Pig Farm is good, dirty fun but fails to live up to Urinetown
St James's Theatre | ★★★☆☆
It’s an apt time to pen a comedy about pigs and Greg Kotis – writer of last year’s musical hit Urinetown – does so with some style, if little substance.
The action takes place on the eve of a federal government visit to an intensive pig farm. A wayward young farmhand is instructed to count the pigs – roughly 15,000 of them – while the farmer dumps a truckload of faecal sludge in the river. Cue lots of repetition of the phrase "faecal sludge". Faecal sludge. It really never gets old.
Pig Farm is essentially a pastiche of the “death of the American dream” drama, with salt-of-the-earth workers of the land drowning in a metaphorical sea of circumstances, and literal sea of poo.

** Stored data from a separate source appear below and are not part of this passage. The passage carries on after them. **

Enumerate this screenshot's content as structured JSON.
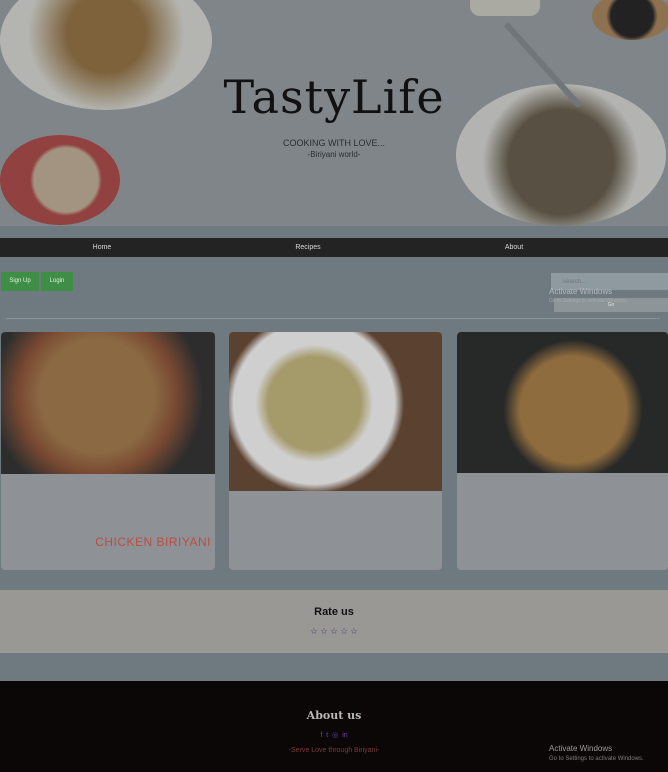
{
  "hero": {
    "brand": "TastyLife",
    "tagline": "COOKING WITH LOVE...",
    "subtag": "-Biriyani world-"
  },
  "nav": {
    "items": [
      {
        "label": "Home"
      },
      {
        "label": "Recipes"
      },
      {
        "label": "About"
      }
    ]
  },
  "actions": {
    "signup_label": "Sign Up",
    "login_label": "Login",
    "search_placeholder": "Search...",
    "go_label": "Go"
  },
  "cards": [
    {
      "title": "CHICKEN BIRIYANI"
    },
    {
      "title": ""
    },
    {
      "title": ""
    }
  ],
  "rating": {
    "title": "Rate us",
    "stars_filled": 0,
    "stars_total": 5
  },
  "footer": {
    "title": "About us",
    "tagline": "-Serve Love through Biriyani-",
    "social_icons": [
      "facebook-icon",
      "twitter-icon",
      "instagram-icon",
      "linkedin-icon"
    ]
  },
  "watermark": {
    "title": "Activate Windows",
    "subtitle": "Go to Settings to activate Windows."
  },
  "colors": {
    "nav_bg": "#232323",
    "button_green": "#3f8e45",
    "card_title_red": "#b94d43",
    "footer_bg": "#0b0707",
    "star_purple": "#4b3a7a"
  }
}
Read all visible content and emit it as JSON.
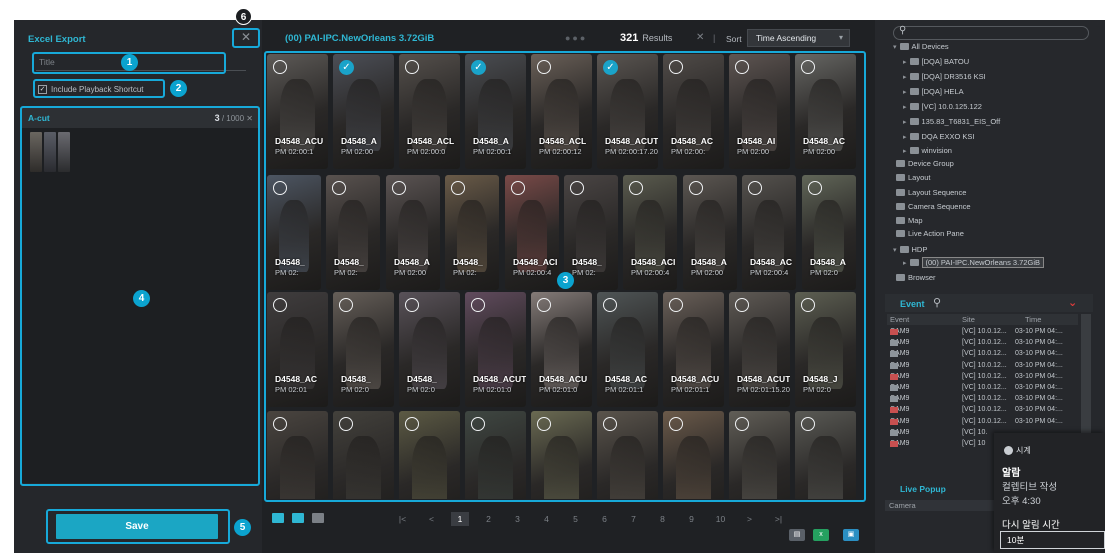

The acting from the three-person cast is bang-on – especially oily G-man Teddy – each capturing the hopelessness of the situation without sacrificing levity. One stand-out scene sees Tom describe the reaction of two lovers skinny-dipping in the river as his torrent of pig muck engulfs them, bringing to mind the state of his own marriage.
It’s not all toilet humour – the writing is rapid-fire and razor-sharp, with plenty of wordplay to please Radio 4 listeners. One running gag is that every character’s name begins with “T”, leading to some dizzying alliterative loops. The last act, however, burns the bacon somewhat, with an overcooked finale that feels off-kilter with the tight structure that runs though the rest of the play.
While it shares the theatrical silliness of Urinetown, it lacks its predecessor's piercing social commentary; there's a wider message to be found here about sustainability but it's pretty one-dimensional. That's only a partial deal-breaker, though: Pig Farm is still good, dirty fun.